In Phileassons Mannschaft sind es zudem die beiden Elfen Galandel und Lailath, die im Vordergrund stehen. Galandel durchlebt dabei den verwirrenden Zustand einer Elfe, die nach einem langen Leben urplötzlich rasch altert, nachdem ihr Lebenszweck erreicht wurde. Lailath hingegen versucht weiterhin an das legendäre Schwert Selflanatil zu kommen, das sich nach der verlorenen vierten Aufgabe in Beorn Besitz befindet.

III. Kritik

Als eines der Hauptthemen ergibt sich somit vor allem die Frage der Loyalität in beiden Mannschaften. Auch wenn sich eigentlich alle per Schwur dem Ziel der Wettfahrt verschrieben haben, gibt es eine zunehmend wachsende Zahl von Figuren, die eigene Ziele verfolgen, die teilweise denen ihrer Mannschaftskameraden konträr gegenüberstehen.

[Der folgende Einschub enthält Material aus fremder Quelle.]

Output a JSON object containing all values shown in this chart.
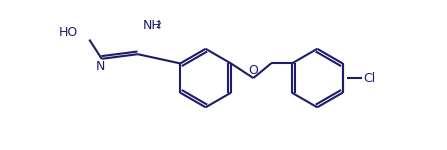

Die in Zidaine innewohnende nachvollziehbare Rachegier führt im Sargassomeer zu einer erneuten Konfrontation zwischen Tjorne und ihr, die diesmal als Kampf auf Leben und Tod ausgetragen wird. Tylstyr hingegen versucht nach wie vor, sie von seiner ehrlichen Zuneigung zu überzeugen. Tatsächlich ist dies ein Handlungsstrang, der von Beginn an nicht unbedingt zu meinen Lieblingsfeldern gehört, wenn Tjornes Charakter trotz seiner verachtenswerten Tat als Erzählfigur verwendet wird, der ich einfach beim besten Willen keine Empathie entgegenbringen kann. Immerhin lässt der Handlungsverlauf die Hoffnung zu, dass hier allmählich ein Wendepunkt erreicht werden könnte.

An vielen anderen Stellen ergibt sich für mich deutlich mehr reizvolles Handlungspotential, z.B. bei der zweifelnden Lailath, deren Sorge um ihr vergehendes Volk und ihren Bruder die Loyalität zu ihrer Ottajasko mehrfach überwiegt. Natürlich wird dies wie immer übertroffen von Pardona, die zwar weiterhin ihre Tarnung aufrecht erhält, aber ein nachhaltiges Beispiel dafür gibt, wie wenig ihr zwischenmenschliche Bindungen bedeuten, wenn sie sich eine Nachhilfestunde in Chimärologie geben lässt. Interessanterweise überlässt sie abseits davon aber diesmal die Führerschaft eindeutig Beorn.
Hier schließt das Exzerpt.